D'après l'approche méthodologique et théorique keynésienne, l'inflation est un processus volatile mais pas forcément instable tel que l'approche standard le représente. Dès lors qu'il existe plusieurs équilibres compatibles avec la stabilité du taux d'inflation (plus ou moins élevé en fonction de l'équilibre, mais pas explosif), il est contreintuitif d'identifier le PIB potentiel en observant l'évolution du taux d'inflation. Ainsi, le PIB potentiel devrait être identifié à partir des dynamiques de l'emploi ou du taux d'utilisation des capacités productives existantes plutôt que de l'inflation. Si on estime le PIB potentiel à partir des dynamiques de l'emploi ou du taux d'utilisation des capacités productives, on retrouve une distance plus importante entre le PIB et le PIB potentiel, et donc une marge de manouvre plus importante au niveau des politiques budgétaires et monétaires avant d'entrer dans un processus inflationniste explosif.

Modèles multi-agents stock-flux cohérents

Les modèles macroéconomiques standard (Dynamic stochastic general equilibrium models - DSGE) présupposent l'existence d'un équilibre général dont l'optimalité est assurée par le comportement rationnel de leur agent représentatif - c'est-à-dire un agent dont le comportement reflète le comportement moyen de son secteur institutionnel - et par le fonctionnement optimal des marchés.
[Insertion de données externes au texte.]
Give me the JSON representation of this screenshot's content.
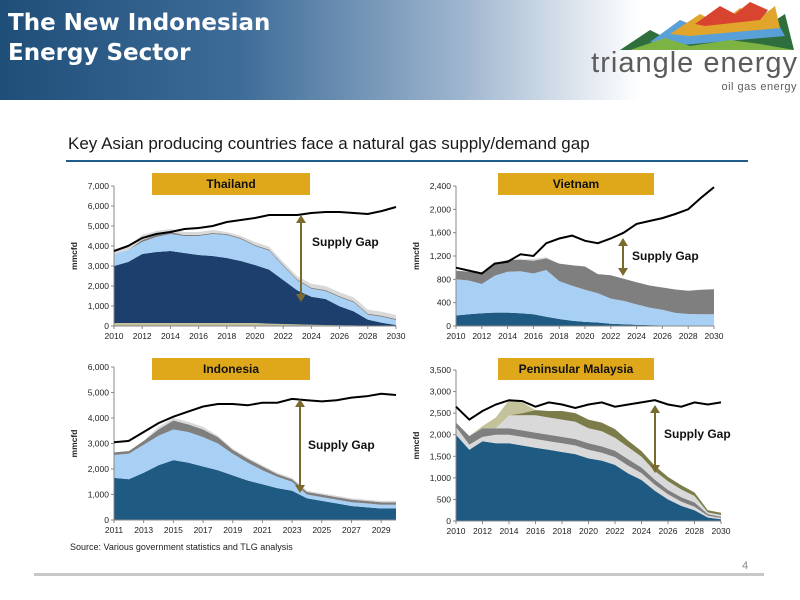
{
  "header": {
    "title_line1": "The New Indonesian",
    "title_line2": "Energy Sector",
    "logo_text": "triangle energy",
    "logo_tagline": "oil gas energy",
    "band_color": "#1f4e79"
  },
  "subtitle": "Key Asian producing countries face a natural gas supply/demand gap",
  "source": "Source: Various government statistics and TLG analysis",
  "page_number": "4",
  "colors": {
    "demand_line": "#000000",
    "label_box": "#dfa81b",
    "arrow": "#7b6a2e",
    "layer_dark_blue": "#1d3f6e",
    "layer_teal_blue": "#1e5a82",
    "layer_light_blue": "#a8d0f5",
    "layer_gray": "#7f7f7f",
    "layer_light_gray": "#d9d9d9",
    "layer_olive": "#7c7c4a",
    "layer_khaki": "#c4c29a"
  },
  "chart_data": [
    {
      "type": "area",
      "title": "Thailand",
      "ylabel": "mmcfd",
      "annotation": "Supply Gap",
      "x": [
        2010,
        2011,
        2012,
        2013,
        2014,
        2015,
        2016,
        2017,
        2018,
        2019,
        2020,
        2021,
        2022,
        2023,
        2024,
        2025,
        2026,
        2027,
        2028,
        2029,
        2030
      ],
      "ylim": [
        0,
        7000
      ],
      "yticks": [
        0,
        1000,
        2000,
        3000,
        4000,
        5000,
        6000,
        7000
      ],
      "ytick_labels": [
        "0",
        "1,000",
        "2,000",
        "3,000",
        "4,000",
        "5,000",
        "6,000",
        "7,000"
      ],
      "xtick_labels": [
        "2010",
        "2012",
        "2014",
        "2016",
        "2018",
        "2020",
        "2022",
        "2024",
        "2026",
        "2028",
        "2030"
      ],
      "series": [
        {
          "kind": "area",
          "color": "#c4c29a",
          "values": [
            150,
            150,
            150,
            150,
            150,
            150,
            150,
            150,
            150,
            150,
            150,
            120,
            100,
            80,
            60,
            50,
            40,
            30,
            20,
            10,
            0
          ]
        },
        {
          "kind": "area",
          "color": "#1d3f6e",
          "values": [
            2850,
            3050,
            3450,
            3550,
            3600,
            3500,
            3400,
            3350,
            3250,
            3100,
            2900,
            2700,
            2200,
            1700,
            1400,
            1300,
            950,
            700,
            300,
            150,
            50
          ]
        },
        {
          "kind": "area",
          "color": "#a8d0f5",
          "values": [
            600,
            600,
            600,
            750,
            850,
            850,
            950,
            1100,
            1150,
            1100,
            950,
            950,
            700,
            500,
            400,
            400,
            450,
            450,
            250,
            300,
            250
          ]
        },
        {
          "kind": "area",
          "color": "#7f7f7f",
          "values": [
            0,
            0,
            100,
            100,
            100,
            50,
            50,
            50,
            50,
            50,
            50,
            50,
            50,
            50,
            50,
            50,
            50,
            50,
            50,
            50,
            50
          ]
        },
        {
          "kind": "area",
          "color": "#d9d9d9",
          "values": [
            150,
            200,
            250,
            200,
            150,
            150,
            150,
            150,
            100,
            100,
            150,
            150,
            150,
            150,
            200,
            200,
            200,
            200,
            200,
            200,
            200
          ]
        },
        {
          "kind": "line",
          "color": "#000000",
          "values": [
            3750,
            4000,
            4400,
            4600,
            4700,
            4850,
            4900,
            5000,
            5200,
            5300,
            5400,
            5550,
            5550,
            5550,
            5650,
            5700,
            5700,
            5650,
            5600,
            5750,
            5950
          ]
        }
      ]
    },
    {
      "type": "area",
      "title": "Vietnam",
      "ylabel": "mmcfd",
      "annotation": "Supply Gap",
      "x": [
        2010,
        2011,
        2012,
        2013,
        2014,
        2015,
        2016,
        2017,
        2018,
        2019,
        2020,
        2021,
        2022,
        2023,
        2024,
        2025,
        2026,
        2027,
        2028,
        2029,
        2030
      ],
      "ylim": [
        0,
        2400
      ],
      "yticks": [
        0,
        400,
        800,
        1200,
        1600,
        2000,
        2400
      ],
      "ytick_labels": [
        "0",
        "400",
        "800",
        "1,200",
        "1,600",
        "2,000",
        "2,400"
      ],
      "xtick_labels": [
        "2010",
        "2012",
        "2014",
        "2016",
        "2018",
        "2020",
        "2022",
        "2024",
        "2026",
        "2028",
        "2030"
      ],
      "series": [
        {
          "kind": "area",
          "color": "#1e5a82",
          "values": [
            180,
            200,
            220,
            230,
            230,
            220,
            200,
            160,
            120,
            90,
            70,
            60,
            40,
            30,
            20,
            15,
            10,
            5,
            5,
            0,
            0
          ]
        },
        {
          "kind": "area",
          "color": "#a8d0f5",
          "values": [
            620,
            580,
            500,
            630,
            700,
            720,
            700,
            800,
            650,
            600,
            550,
            500,
            430,
            400,
            350,
            300,
            270,
            220,
            200,
            200,
            200
          ]
        },
        {
          "kind": "area",
          "color": "#7f7f7f",
          "values": [
            150,
            150,
            180,
            220,
            200,
            200,
            220,
            200,
            300,
            350,
            400,
            330,
            400,
            380,
            380,
            380,
            380,
            400,
            400,
            420,
            430
          ]
        },
        {
          "kind": "area",
          "color": "#d9d9d9",
          "values": [
            0,
            0,
            0,
            0,
            0,
            0,
            30,
            20,
            0,
            0,
            0,
            0,
            0,
            0,
            0,
            0,
            0,
            0,
            0,
            0,
            0
          ]
        },
        {
          "kind": "line",
          "color": "#000000",
          "values": [
            1000,
            950,
            900,
            1070,
            1100,
            1230,
            1200,
            1420,
            1500,
            1550,
            1460,
            1420,
            1500,
            1600,
            1750,
            1800,
            1850,
            1920,
            2000,
            2200,
            2380
          ]
        }
      ]
    },
    {
      "type": "area",
      "title": "Indonesia",
      "ylabel": "mmcfd",
      "annotation": "Supply Gap",
      "x": [
        2011,
        2012,
        2013,
        2014,
        2015,
        2016,
        2017,
        2018,
        2019,
        2020,
        2021,
        2022,
        2023,
        2024,
        2025,
        2026,
        2027,
        2028,
        2029,
        2030
      ],
      "ylim": [
        0,
        6000
      ],
      "yticks": [
        0,
        1000,
        2000,
        3000,
        4000,
        5000,
        6000
      ],
      "ytick_labels": [
        "0",
        "1,000",
        "2,000",
        "3,000",
        "4,000",
        "5,000",
        "6,000"
      ],
      "xtick_labels": [
        "2011",
        "2013",
        "2015",
        "2017",
        "2019",
        "2021",
        "2023",
        "2025",
        "2027",
        "2029"
      ],
      "series": [
        {
          "kind": "area",
          "color": "#1e5a82",
          "values": [
            1650,
            1600,
            1850,
            2150,
            2350,
            2250,
            2100,
            1950,
            1750,
            1550,
            1400,
            1250,
            1150,
            850,
            750,
            650,
            550,
            500,
            450,
            450
          ]
        },
        {
          "kind": "area",
          "color": "#a8d0f5",
          "values": [
            900,
            1000,
            1100,
            1150,
            1200,
            1200,
            1150,
            1050,
            850,
            700,
            550,
            450,
            350,
            150,
            150,
            150,
            150,
            150,
            150,
            150
          ]
        },
        {
          "kind": "area",
          "color": "#7f7f7f",
          "values": [
            100,
            100,
            150,
            250,
            350,
            300,
            300,
            250,
            150,
            150,
            150,
            100,
            100,
            100,
            100,
            100,
            100,
            100,
            100,
            100
          ]
        },
        {
          "kind": "area",
          "color": "#d9d9d9",
          "values": [
            0,
            0,
            0,
            100,
            100,
            100,
            100,
            50,
            50,
            50,
            50,
            50,
            50,
            50,
            50,
            50,
            50,
            50,
            50,
            50
          ]
        },
        {
          "kind": "line",
          "color": "#000000",
          "values": [
            3050,
            3100,
            3450,
            3800,
            4050,
            4250,
            4450,
            4550,
            4550,
            4500,
            4600,
            4600,
            4750,
            4700,
            4650,
            4700,
            4800,
            4850,
            4950,
            4900
          ]
        }
      ]
    },
    {
      "type": "area",
      "title": "Peninsular Malaysia",
      "ylabel": "mmcfd",
      "annotation": "Supply Gap",
      "x": [
        2010,
        2011,
        2012,
        2013,
        2014,
        2015,
        2016,
        2017,
        2018,
        2019,
        2020,
        2021,
        2022,
        2023,
        2024,
        2025,
        2026,
        2027,
        2028,
        2029,
        2030
      ],
      "ylim": [
        0,
        3500
      ],
      "yticks": [
        0,
        500,
        1000,
        1500,
        2000,
        2500,
        3000,
        3500
      ],
      "ytick_labels": [
        "0",
        "500",
        "1,000",
        "1,500",
        "2,000",
        "2,500",
        "3,000",
        "3,500"
      ],
      "xtick_labels": [
        "2010",
        "2012",
        "2014",
        "2016",
        "2018",
        "2020",
        "2022",
        "2024",
        "2026",
        "2028",
        "2030"
      ],
      "series": [
        {
          "kind": "area",
          "color": "#1e5a82",
          "values": [
            2000,
            1650,
            1850,
            1800,
            1800,
            1750,
            1700,
            1650,
            1600,
            1550,
            1450,
            1400,
            1300,
            1100,
            950,
            700,
            500,
            350,
            250,
            80,
            40
          ]
        },
        {
          "kind": "area",
          "color": "#d9d9d9",
          "values": [
            180,
            120,
            100,
            200,
            200,
            200,
            200,
            200,
            200,
            200,
            200,
            180,
            180,
            180,
            160,
            140,
            120,
            100,
            80,
            40,
            30
          ]
        },
        {
          "kind": "area",
          "color": "#7f7f7f",
          "values": [
            100,
            200,
            200,
            150,
            150,
            150,
            150,
            150,
            150,
            150,
            150,
            150,
            150,
            150,
            130,
            120,
            100,
            100,
            100,
            40,
            30
          ]
        },
        {
          "kind": "area",
          "color": "#d9d9d9",
          "values": [
            0,
            0,
            0,
            0,
            300,
            350,
            400,
            400,
            400,
            400,
            350,
            350,
            300,
            280,
            250,
            200,
            200,
            180,
            150,
            40,
            40
          ]
        },
        {
          "kind": "area",
          "color": "#7c7c4a",
          "values": [
            0,
            0,
            0,
            0,
            0,
            50,
            120,
            150,
            200,
            200,
            200,
            200,
            200,
            150,
            130,
            120,
            100,
            100,
            80,
            50,
            50
          ]
        },
        {
          "kind": "area",
          "color": "#c4c29a",
          "values": [
            0,
            0,
            50,
            250,
            350,
            250,
            0,
            0,
            0,
            0,
            0,
            0,
            0,
            0,
            0,
            0,
            0,
            0,
            0,
            0,
            0
          ]
        },
        {
          "kind": "line",
          "color": "#000000",
          "values": [
            2650,
            2350,
            2550,
            2700,
            2800,
            2780,
            2650,
            2750,
            2700,
            2620,
            2700,
            2750,
            2650,
            2700,
            2750,
            2800,
            2700,
            2650,
            2750,
            2700,
            2750
          ]
        }
      ]
    }
  ]
}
Lorsqu'une politique économique est simulée, le comportement du système économique reflète, de manière symbiotique, la réaction de son agent représentatif à cette politique économique. Si l'agent connait ses conditions d'optimalité, sa recherche systématique de l'optimum se traduit par une fluctuation systématique du système économique autour de son équilibre optimal.
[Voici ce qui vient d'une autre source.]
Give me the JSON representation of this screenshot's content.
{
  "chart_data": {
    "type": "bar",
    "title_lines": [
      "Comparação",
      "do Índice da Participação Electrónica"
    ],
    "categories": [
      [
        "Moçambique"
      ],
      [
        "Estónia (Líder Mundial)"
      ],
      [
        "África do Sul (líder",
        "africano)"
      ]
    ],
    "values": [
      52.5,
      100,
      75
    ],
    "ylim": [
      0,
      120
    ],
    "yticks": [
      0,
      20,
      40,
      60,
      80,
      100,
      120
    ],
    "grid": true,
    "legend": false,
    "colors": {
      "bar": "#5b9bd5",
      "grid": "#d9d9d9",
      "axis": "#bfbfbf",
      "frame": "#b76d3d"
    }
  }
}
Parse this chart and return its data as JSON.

La méthodologie multi-agents (Agent-based - AB) représente une méthodologie alternative à la méthodologie DSGE. Cette méthodologie se base sur les principes de la théorie de la compléxité, selon laquelle les systèmes (biologiques, naturels, économiques...) se caractérisent par une multitude de comportements individuels qui ne sont pas forcément coordonnés et canalisés vers l'optimum, mais qui sont capables néanmoins de produire des équilibres et d'éviter l'explosion ou l'implosion. La coordination des comportements individuels reflète un processus d'essai et erreur, et d'adaptation constante aux comportements qui apparaissent comme efficaces - autrement dit, une rationalité procédurale et adaptative - qui ne peut se résumer au comportement optimal d'un agent représentatif clairvoyant et surdoué. Une autre méthode alternative aux modèles DSGE est celle des modèles Stock-flux cohérents (SFC). Ces modèles reconstruisent, à partir d'équations macroéconomiques agrégées, le fonctionnement des systèmes économiques en imposant le respect des contraintes posées par la comptabilité nationale, et notamment la cohérence du principe comptable de la partie quadruple. La rigueur comptable imposée par les modèles SFC permet de renforcer la robustesse et la capacité prédictive des résultats obtenus.
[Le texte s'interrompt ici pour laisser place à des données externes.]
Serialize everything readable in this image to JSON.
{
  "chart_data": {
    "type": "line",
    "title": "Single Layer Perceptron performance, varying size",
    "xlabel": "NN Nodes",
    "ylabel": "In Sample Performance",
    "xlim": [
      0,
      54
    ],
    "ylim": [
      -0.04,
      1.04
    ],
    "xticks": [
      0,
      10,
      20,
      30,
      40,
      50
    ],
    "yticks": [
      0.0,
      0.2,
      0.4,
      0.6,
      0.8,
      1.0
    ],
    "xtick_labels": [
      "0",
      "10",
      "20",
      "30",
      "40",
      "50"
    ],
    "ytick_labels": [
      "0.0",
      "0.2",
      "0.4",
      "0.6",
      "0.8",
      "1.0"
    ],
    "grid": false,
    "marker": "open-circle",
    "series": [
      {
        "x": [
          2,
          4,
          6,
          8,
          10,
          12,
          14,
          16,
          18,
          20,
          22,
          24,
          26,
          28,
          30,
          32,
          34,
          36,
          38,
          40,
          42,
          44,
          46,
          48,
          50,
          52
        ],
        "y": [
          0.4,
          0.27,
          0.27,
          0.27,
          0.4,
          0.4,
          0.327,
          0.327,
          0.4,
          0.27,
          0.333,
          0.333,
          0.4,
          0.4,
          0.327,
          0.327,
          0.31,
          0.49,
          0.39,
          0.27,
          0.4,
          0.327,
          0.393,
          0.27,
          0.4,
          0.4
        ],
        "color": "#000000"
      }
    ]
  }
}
On assiste ainsi, depuis quelques années, à l'emergence de modèles fusionnant ces deux apports, les modèles multi-agents stock-flux cohérents (AB-SFC), qui permettent de construire un environment économique artificiel à l'image (réduite et simplifiée) des systèmes économiques réels, dans lequel il est possible de reproduire efficacement de nombreuses dynamiques macroéconomiques observées (fluctuations des taux de change et, plus généralement, des prix des actifs financiers, fluctuations des taux de chômage, fluctuations des taux de croissance, etc...), et de simuler différentes politiques économiques pour en observer les effets sur ces dynamiques.